Non ha negato di aver sposato la causa, se non altro per convinzione personale: “Rispetto l’idea di tutti, ma se toccasse a me vorrei decidere io”. Però ha messo le mani avanti fin da subito: “Io non sono il portabandiera di questo progetto”, ha spiegato, onde evitare contraccolpi in caso di bocciatura. E ha ricordato che l’iniziativa è nata dal deposito di 9.000 firme di cittadini, non si è trattato, quindi, di una iniziativa politica. Poi ha messo in atto una seconda prudenza, riferita al fuoco incrociato di obiezioni sulla legittimità di legiferazione regionale (anche se in chiave sanitaria) su un tema di portata generale. “Io non so se questa proposta di legge sia costituzionalmente sostenibile”. Poi ha completato le cautele, mettendosi al riparo da possibili defezioni interne alla Lega: “In ogni caso lascio assoluta libertà di scelta etica, perché questa non è una questione di partito”.

L’esito finale ha dimostrato che il consiglio regionale del Veneto si è spaccato. Allo stesso modo si è divisa la maggioranza di centrodestra a trazione leghista. Questo è il risultato più negativo per Zaia, che non è riuscito a tenere unita la propria parte su una norma per la quale si era esposto, anche se non è politicamente identitaria.

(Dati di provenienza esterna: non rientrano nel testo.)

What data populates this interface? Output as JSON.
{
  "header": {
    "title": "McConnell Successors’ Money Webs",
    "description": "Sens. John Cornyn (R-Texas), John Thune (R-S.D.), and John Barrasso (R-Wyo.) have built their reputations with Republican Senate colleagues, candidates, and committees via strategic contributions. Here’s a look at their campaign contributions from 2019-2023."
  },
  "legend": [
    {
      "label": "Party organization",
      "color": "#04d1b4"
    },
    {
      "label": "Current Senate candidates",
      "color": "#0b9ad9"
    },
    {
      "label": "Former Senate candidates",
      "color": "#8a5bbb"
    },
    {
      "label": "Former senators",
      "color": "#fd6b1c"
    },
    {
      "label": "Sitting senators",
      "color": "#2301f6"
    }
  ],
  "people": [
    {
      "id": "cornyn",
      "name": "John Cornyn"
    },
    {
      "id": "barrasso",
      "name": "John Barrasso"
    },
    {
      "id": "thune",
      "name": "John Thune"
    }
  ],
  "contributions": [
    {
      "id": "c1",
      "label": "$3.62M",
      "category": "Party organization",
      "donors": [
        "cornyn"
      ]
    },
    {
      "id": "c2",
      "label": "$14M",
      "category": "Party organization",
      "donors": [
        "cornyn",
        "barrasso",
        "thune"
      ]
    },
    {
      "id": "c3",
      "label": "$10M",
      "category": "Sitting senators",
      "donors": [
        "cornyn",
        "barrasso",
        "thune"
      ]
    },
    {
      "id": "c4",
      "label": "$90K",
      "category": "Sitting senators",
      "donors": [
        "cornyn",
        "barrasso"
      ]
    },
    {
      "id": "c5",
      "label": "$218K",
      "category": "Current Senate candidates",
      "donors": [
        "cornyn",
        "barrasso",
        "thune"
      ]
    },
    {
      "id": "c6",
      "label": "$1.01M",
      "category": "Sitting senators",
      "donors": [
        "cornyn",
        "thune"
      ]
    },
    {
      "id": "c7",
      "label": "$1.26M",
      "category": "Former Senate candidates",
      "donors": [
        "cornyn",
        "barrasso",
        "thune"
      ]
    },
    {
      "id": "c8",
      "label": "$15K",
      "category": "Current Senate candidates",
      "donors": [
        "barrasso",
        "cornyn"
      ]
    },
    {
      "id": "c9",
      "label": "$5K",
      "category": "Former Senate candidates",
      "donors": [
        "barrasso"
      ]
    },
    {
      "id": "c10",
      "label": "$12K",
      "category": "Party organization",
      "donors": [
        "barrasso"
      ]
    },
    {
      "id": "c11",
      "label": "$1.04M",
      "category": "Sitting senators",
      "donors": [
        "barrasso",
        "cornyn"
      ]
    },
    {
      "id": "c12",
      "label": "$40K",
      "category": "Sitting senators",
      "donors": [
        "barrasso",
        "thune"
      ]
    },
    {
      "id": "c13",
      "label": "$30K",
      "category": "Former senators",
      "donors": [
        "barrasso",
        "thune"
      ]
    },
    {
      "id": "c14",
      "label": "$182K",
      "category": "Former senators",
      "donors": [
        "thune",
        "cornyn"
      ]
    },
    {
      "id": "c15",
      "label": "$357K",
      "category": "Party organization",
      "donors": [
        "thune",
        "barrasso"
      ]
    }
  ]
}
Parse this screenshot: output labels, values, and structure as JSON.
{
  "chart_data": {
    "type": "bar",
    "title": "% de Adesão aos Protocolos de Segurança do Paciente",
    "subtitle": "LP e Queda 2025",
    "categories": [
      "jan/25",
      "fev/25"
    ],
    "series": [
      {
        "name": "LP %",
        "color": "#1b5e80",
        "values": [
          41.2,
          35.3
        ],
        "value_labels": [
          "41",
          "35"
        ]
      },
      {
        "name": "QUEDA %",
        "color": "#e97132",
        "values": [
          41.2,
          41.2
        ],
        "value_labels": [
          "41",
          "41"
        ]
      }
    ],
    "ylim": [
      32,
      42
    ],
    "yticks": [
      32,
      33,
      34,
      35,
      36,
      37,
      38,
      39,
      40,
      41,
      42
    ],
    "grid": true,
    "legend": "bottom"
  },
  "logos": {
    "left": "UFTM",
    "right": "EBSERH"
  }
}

Allo stesso tempo ha visto la maggioranza (e non solo la Lega) tagliata in due come una mela, il che la dice lunga sugli scenari che si apriranno in Veneto quando il centrodestra affronterà le scelte e le candidature del dopo-Zaia (a meno che non ottenga il via libera al quarto mandato).

Un solo voto mancante per l’approvazione della norma è però anche una sconfitta delle opposizioni, seppur con la motivazione del libero convincimento. La consigliera del Pd Anna Maria Bigon si è astenuta. Avesse votato a favore, la legge sarebbe passata. Pare che le fossero arrivate pressanti richieste di adeguarsi alla linea, ma la consigliera ha dichiarato in aula: “Zaia sa benissimo che la competenza è statale e l’unica cosa che possiamo fare è investire sulle cure palliative. Io avevo presentato un emendamento al Bilancio per potenziare quelle cure, erano 20 milioni, ma è stato bocciato!”.

Uno strappo che non poteva non avere conseguenze. La capogruppo dem, Vanessa Camani, ha dichiarato: “Come Pd abbiamo sostenuto convintamente questa proposta. Emerge il dato politico relativo al fatto che le parole e le indicazioni del presidente Zaia siano cadute nel vuoto da parte di oltre la metà della sua maggioranza: una spaccatura profonda che non può essere giustificata dalla libertà di coscienza e che sta alla base dello stop alla legge”. Guardando all’interno, ha aggiunto: “Siamo molto dispiaciuti per il voto espresso dalla consigliera Bigon, alla quale abbiamo riconosciuto piena legittimità e libertà. Detto ciò, il rammarico sta nel fatto che la consigliera, pur consapevole che il suo voto avrebbe fatto da ago della bilancia, cosa che le è stata ricordata, non abbia optato per una scelta diversa. Dimostrando così un atteggiamento non rispettoso e che acuisce le distanze all’interno del gruppo”.

Esultano gli intransigenti. Ad esempio il consigliere leghista Stefano Valdegamberi: “Finisce la sua corsa il progetto di legge popolare su eutanasia. È ritornato il buon senso”. O i fedelissimi di Pro Vita & Famiglia che hanno utilizzato camion-vela per mostrare Zaia che si toglie la giacca, sotto la quale c’è una maglietta con la scritta “Pd”. La scritta è eloquente: “Agente 00Zaia, uno di sinistra sotto copertura”. Seguita da un ammonimento: “Se approvi il suicidio assistito tradisci i tuoi elettori. Ce ne ricorderemo!”. Un comunicato minaccia di dirottare i voti dei cattolici intransigenti verso Fratelli d’Italia alle prossime elezioni.